高画質映画館、便利な検索機能…進化する韓国動画サイト

    佐々木朋美  [2008/04/15]

    一時は「UCC(User Created Contents:ユーザーが直接作成し投稿する動画などのコンテンツ)」ブームで、UCCおよび動画配信サイトが次々と登場していた韓国。しかしインターネットでの動画鑑賞がすっかり定着し、UCCもブームでなくなった今、各Webサイトではユーザーをより満足させられるよう、サービス強化に乗り出している。

    韓国最大手のUCC投稿サイトの1つである「Pandora.TV」は、4月上旬から韓国語だけでなく、日本語/中国語/英語でも利用できる4カ国語対応となった。またOSもMicrosoft Windowsのほかに、LinuxやMac OSに対応したほか、ブラウザもMicrosoft Internet Explorer以外にFirefox、Safariで利用できるようになり、より多くのユーザーが見られるようになっている。

    そんなPandora.TVは15日、2つのプレミアム映画サービスをオープンしたと発表した。

    オープンしたのは「Cinero」「Cinewelcome」の2サイト。ここではいずれも解像度1280x720ドット、2Mbpsで配信されるHD映像を、16:9の幅広い画面で無料鑑賞できる。
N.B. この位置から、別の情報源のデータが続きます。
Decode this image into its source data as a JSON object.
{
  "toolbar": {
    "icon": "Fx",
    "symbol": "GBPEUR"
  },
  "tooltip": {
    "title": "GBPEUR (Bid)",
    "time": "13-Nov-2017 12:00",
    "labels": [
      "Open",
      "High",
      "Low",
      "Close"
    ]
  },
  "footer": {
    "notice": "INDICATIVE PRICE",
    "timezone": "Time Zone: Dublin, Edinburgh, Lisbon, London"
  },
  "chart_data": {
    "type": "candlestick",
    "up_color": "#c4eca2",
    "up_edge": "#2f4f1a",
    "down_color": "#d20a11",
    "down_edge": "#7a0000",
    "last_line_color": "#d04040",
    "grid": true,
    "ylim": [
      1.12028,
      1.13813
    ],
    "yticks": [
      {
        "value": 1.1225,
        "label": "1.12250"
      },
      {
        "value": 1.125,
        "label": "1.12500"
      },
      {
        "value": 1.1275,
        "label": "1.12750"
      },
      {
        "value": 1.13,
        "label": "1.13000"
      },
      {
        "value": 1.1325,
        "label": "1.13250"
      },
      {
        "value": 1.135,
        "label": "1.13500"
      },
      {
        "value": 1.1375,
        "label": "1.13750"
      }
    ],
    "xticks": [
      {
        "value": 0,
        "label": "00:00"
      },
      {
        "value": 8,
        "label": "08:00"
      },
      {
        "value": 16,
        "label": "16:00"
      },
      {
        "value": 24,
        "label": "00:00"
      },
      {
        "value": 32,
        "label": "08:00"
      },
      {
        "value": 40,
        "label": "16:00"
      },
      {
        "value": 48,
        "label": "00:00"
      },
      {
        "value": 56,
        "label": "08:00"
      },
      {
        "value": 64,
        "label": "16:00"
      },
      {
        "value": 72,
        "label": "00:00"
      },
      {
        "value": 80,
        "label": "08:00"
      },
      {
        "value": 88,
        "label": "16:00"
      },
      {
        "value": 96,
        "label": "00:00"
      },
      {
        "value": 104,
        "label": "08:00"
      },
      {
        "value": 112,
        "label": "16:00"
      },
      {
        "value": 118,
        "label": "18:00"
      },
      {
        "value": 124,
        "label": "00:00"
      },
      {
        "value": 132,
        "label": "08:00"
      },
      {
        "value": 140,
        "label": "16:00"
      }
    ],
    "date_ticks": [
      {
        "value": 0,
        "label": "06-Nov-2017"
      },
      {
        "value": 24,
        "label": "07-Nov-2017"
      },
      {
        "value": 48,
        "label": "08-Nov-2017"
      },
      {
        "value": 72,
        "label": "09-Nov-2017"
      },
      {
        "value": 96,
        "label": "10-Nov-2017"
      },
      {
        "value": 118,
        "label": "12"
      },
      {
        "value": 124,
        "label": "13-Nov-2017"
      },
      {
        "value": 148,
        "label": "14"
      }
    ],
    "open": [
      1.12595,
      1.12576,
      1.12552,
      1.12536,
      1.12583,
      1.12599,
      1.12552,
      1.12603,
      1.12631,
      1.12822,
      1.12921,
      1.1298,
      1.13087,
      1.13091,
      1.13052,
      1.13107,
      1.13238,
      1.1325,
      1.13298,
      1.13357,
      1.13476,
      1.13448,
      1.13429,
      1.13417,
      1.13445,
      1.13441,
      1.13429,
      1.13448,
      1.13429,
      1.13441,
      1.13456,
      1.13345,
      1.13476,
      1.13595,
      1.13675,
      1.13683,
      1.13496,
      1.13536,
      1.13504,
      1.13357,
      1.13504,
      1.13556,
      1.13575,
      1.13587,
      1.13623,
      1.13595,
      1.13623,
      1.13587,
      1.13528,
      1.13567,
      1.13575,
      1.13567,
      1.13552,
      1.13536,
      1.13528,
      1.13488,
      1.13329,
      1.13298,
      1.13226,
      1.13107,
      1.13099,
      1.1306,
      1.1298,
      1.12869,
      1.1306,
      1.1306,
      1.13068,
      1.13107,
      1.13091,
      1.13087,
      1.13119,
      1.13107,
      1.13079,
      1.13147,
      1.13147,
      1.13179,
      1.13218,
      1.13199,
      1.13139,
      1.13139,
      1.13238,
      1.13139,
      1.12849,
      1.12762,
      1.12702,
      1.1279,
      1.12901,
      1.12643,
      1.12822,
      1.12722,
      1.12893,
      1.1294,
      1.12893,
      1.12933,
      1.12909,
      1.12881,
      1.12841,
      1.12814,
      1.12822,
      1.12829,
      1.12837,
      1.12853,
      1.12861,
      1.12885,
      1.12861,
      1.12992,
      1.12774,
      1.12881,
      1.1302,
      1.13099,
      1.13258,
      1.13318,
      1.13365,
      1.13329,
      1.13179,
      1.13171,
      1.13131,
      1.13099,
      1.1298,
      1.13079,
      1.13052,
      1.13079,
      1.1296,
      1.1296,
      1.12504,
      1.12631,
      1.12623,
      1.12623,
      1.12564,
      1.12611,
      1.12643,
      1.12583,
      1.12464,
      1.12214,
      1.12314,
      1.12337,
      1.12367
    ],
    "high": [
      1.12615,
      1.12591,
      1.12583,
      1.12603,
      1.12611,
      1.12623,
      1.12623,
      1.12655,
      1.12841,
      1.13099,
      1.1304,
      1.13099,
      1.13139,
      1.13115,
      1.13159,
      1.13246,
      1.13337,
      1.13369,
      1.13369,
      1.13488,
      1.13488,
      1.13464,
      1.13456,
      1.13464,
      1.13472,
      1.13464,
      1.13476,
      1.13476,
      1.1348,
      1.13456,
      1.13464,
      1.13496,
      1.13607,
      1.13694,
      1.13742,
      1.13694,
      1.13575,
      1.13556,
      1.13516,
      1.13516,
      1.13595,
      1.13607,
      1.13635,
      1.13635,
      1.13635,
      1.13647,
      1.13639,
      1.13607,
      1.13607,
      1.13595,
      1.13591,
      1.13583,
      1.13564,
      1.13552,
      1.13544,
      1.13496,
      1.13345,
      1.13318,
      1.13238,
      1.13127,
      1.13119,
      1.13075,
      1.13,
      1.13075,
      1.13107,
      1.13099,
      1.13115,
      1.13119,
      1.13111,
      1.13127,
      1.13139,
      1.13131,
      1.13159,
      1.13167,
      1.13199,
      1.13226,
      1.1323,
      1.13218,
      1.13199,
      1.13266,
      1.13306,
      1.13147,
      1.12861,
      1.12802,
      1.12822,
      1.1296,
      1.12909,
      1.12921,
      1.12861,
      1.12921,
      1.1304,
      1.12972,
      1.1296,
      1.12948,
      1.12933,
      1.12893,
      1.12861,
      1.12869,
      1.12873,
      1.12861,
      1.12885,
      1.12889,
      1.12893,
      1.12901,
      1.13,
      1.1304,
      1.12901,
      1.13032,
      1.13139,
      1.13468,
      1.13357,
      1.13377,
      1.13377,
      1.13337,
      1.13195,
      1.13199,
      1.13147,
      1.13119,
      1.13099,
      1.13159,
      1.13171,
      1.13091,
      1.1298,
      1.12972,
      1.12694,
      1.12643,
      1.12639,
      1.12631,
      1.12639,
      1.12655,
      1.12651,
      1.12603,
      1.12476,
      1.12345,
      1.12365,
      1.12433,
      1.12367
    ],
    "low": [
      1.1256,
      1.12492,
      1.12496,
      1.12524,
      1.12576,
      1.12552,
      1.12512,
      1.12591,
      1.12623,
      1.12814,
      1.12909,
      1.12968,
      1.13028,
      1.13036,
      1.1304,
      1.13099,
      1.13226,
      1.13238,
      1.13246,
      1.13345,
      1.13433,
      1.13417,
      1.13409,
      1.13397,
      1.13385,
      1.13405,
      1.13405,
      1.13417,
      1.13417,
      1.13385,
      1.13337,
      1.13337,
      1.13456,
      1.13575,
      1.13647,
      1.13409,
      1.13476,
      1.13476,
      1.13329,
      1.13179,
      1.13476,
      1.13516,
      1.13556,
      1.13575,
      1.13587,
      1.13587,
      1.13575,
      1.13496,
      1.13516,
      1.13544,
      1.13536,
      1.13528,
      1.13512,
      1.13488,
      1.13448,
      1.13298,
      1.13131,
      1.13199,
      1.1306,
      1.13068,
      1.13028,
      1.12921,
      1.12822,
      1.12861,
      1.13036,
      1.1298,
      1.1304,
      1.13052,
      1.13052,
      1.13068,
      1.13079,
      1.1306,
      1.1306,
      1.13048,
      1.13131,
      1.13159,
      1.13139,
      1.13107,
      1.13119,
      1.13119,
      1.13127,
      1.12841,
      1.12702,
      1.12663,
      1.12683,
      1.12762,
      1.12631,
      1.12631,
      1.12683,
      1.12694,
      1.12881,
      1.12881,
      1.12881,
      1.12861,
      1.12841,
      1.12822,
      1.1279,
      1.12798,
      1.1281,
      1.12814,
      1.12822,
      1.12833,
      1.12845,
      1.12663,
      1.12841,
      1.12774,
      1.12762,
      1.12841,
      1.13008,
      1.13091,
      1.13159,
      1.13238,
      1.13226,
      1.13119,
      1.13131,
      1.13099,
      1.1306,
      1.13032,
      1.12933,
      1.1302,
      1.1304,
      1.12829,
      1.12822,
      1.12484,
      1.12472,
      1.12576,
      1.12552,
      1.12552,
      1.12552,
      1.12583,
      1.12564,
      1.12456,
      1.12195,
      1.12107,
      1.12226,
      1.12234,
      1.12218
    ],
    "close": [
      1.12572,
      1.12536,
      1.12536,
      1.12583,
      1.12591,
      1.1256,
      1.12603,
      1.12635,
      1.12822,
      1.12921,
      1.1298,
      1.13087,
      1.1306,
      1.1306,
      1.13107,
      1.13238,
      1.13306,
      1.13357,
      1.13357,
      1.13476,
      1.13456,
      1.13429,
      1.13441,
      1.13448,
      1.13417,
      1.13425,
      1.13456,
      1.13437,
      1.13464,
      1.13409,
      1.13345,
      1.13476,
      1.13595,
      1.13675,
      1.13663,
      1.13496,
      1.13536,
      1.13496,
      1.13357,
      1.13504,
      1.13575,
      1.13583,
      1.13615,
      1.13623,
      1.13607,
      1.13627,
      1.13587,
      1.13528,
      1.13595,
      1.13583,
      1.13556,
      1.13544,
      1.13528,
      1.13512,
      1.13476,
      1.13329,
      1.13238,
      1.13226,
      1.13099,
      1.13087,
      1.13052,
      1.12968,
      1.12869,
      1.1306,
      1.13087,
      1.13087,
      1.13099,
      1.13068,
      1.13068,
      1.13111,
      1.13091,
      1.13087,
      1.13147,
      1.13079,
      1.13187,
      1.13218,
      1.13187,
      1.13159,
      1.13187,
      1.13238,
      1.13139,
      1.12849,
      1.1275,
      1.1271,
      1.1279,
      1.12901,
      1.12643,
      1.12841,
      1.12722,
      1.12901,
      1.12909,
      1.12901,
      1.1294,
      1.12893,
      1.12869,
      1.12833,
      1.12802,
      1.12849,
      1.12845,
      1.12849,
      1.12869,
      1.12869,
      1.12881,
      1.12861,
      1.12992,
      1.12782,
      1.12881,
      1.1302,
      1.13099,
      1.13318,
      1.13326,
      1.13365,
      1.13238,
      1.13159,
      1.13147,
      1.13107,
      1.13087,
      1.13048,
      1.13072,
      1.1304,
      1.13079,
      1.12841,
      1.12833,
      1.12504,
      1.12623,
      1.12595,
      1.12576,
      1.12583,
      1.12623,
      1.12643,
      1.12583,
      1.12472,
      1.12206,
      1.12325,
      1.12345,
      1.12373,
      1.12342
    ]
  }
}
映画数は現在のところ数えるほどしかないが、今後は「毎日最新映画が1編ずつアップデートされていき、計500編以上のHD映画が上映される予定」(Pandora.TV)であるという。

    Pandora.TVではこのサービスで、今後は「独立映画や韓国未公開作などをはじめ、国内外の映画予告編やミュージックビデオ、ゲーム動画などの多様なHD映像コンテンツを確保しPanbora.TVのグローバルサービスを通じた文化コンテンツ交流をリードしたい」(Pandora.TV)と述べている。

    これまで動画サイトでは、画質よりどれほど動画数が多かいかが評価基準になりがちだった。しかし多くのユーザーがインターネット動画を当たり前に見るようになった今、Pandora.TVは量一辺倒の姿勢から質重視へ転換しようとしている姿が見える。

    一方、インターネット動画配信サービス「GOM.TV」を運営しているgretechは、16日から「映像整列」を始めとした検索サービス強化すると発表した。映像整列は10万点以上あるという同サイトの映像を、より手軽に視聴できるように整理し表示してくれるサービスだ。

    たとえば漠然とアクション映画が見たいと思った場合、GOM.TVの映像整列なら、映画名を入力して探さずとも希望のジャンルの映画を探し出すことができる。具体的には、「映画」「最新」「アクション」「長編」というように、画面上で順にジャンルを選択し範囲を絞っていけば、選択するごとにその範囲内でのGOM.TV側が推奨する映画が提示されてくる。名前を覚えきれない外国映画などを、ジャンルで絞って検索する場合などにも重宝しそうだ。

    またキーワード検索も、単語をスペースで区切って検索するだけでなく、文章で検索できるようにすることで、より具体的な検索を可能としている。おすすめ検索語の紹介やリアルタイム検索語ランキングサービスも行う。これによりユーザーが今人気の動画を一目で把握できるだけでなく、人気動画について意見を交換できる場も用意するなどして、ユーザーの参加を促す機能を追加している。

    GOM.TVはUCCを投稿するのではなく、あくまで映像を配信するWebサイトなので、Pandora.TVのような投稿サイトに比べればユーザーが受身になりがちである。そこでよりユーザーが参加できる機会を増やして利用頻度を高めていきたい考えのようだ。

    インターネットで動画を見るのが当たり前になっているからこそ、画質を高めたり、参加を促すといった差別化されたサービスが大事になってくる。Pandora.TVやGOM.TVの進化は、まだまだ始まりに過ぎない。